Peyton Hume passa en revue les possibilités qui s’offraient à lui. Il était dans sa voiture, mais il avait coupé le contact. Il pourrait tenter de démarrer et de s’enfuir, en espérant que le type au Glock bluffait et n’oserait pas tirer. Il pouvait aussi essayer d’ouvrir brusquement la portière, comme il l’avait vu si souvent faire dans les séries policières, et la projeter contre le type – mais elle était verrouillée, et s’il essayait de la déverrouiller, Yul Brynner aurait largement le temps de réagir. Il pouvait aussi tenter de récupérer son arme, qui était dans la boîte à gants, mais là encore, l’autre n’aurait aucun mal à l’en empêcher.

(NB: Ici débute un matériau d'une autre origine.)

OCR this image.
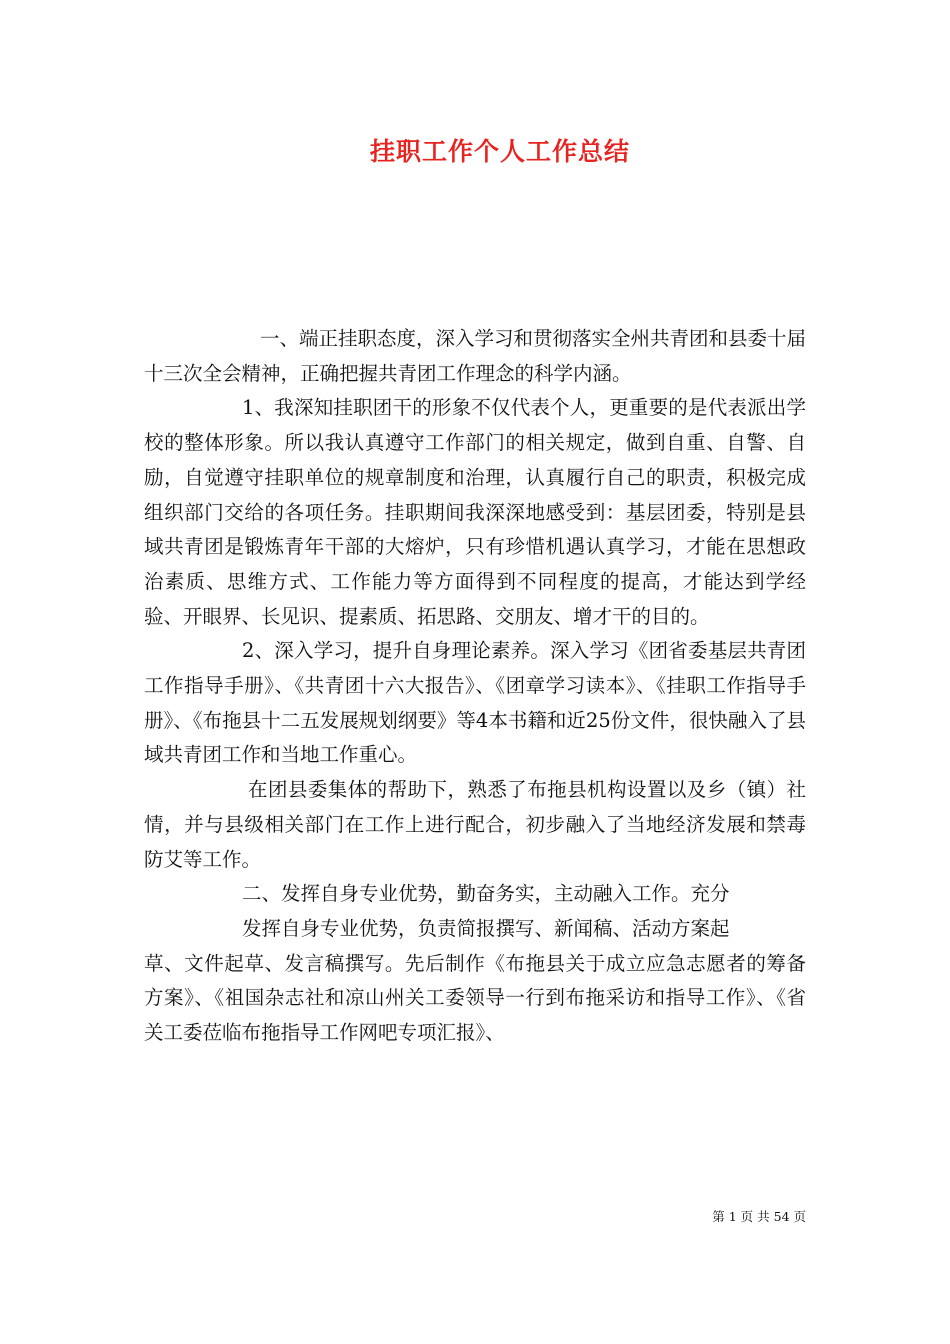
挂职工作个人工作总结

一、端正挂职态度，深入学习和贯彻落实全州共青团和县委十届十三次全会精神，正确把握共青团工作理念的科学内涵。

1、我深知挂职团干的形象不仅代表个人，更重要的是代表派出学校的整体形象。所以我认真遵守工作部门的相关规定，做到自重、自警、自励，自觉遵守挂职单位的规章制度和治理，认真履行自己的职责，积极完成组织部门交给的各项任务。挂职期间我深深地感受到：基层团委，特别是县域共青团是锻炼青年干部的大熔炉，只有珍惜机遇认真学习，才能在思想政治素质、思维方式、工作能力等方面得到不同程度的提高，才能达到学经验、开眼界、长见识、提素质、拓思路、交朋友、增才干的目的。

2、深入学习，提升自身理论素养。深入学习《团省委基层共青团工作指导手册》、《共青团十六大报告》、《团章学习读本》、《挂职工作指导手册》、《布拖县十二五发展规划纲要》等4本书籍和近25份文件，很快融入了县域共青团工作和当地工作重心。

在团县委集体的帮助下，熟悉了布拖县机构设置以及乡（镇）社情，并与县级相关部门在工作上进行配合，初步融入了当地经济发展和禁毒防艾等工作。

二、发挥自身专业优势，勤奋务实，主动融入工作。充分

发挥自身专业优势，负责简报撰写、新闻稿、活动方案起
草、文件起草、发言稿撰写。先后制作《布拖县关于成立应急志愿者的筹备方案》、《祖国杂志社和凉山州关工委领导一行到布拖采访和指导工作》、《省关工委莅临布拖指导工作网吧专项汇报》、

第 1 页 共 54 页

Avec toute la philosophie dont il était capable dans de telles circonstances, Hume haussa les épaules et déverrouilla lentement la portière, puis il descendit de la voiture et resta immobile sur le bord du trottoir. L’homme portait une oreillette Bluetooth – lui permettant sans aucun doute de recevoir directement des instructions de Webmind.

— C’est bien, dit-il, vous êtes raisonnable. (Dans l’obscurité, il ne cherchait pas particulièrement à dissimuler le fait qu’il pointait une arme sur Hume.) Votre téléphone portable, s’il vous plaît ?

Hume le lui tendit.

— Et votre arme ?

— Je n’en ai pas.

Une lampe rouge sur l’oreillette se mit à clignoter.

— Ce n’est pas vrai, dit l’homme. Je peux faire venir des collègues pour vous fouiller, mais pourquoi perdre du temps ? Où est-elle, s’il vous plaît ?

Hume réfléchit un instant et haussa de nouveau les épaules.

— Dans la boîte à gants.

Le chauve n’eut aucun mal à récupérer le pistolet sans laisser la moindre chance à Hume de l’attaquer ou de tenter de s’échapper. Il lui fit ensuite signe de se diriger vers l’immeuble, et Hume obéit.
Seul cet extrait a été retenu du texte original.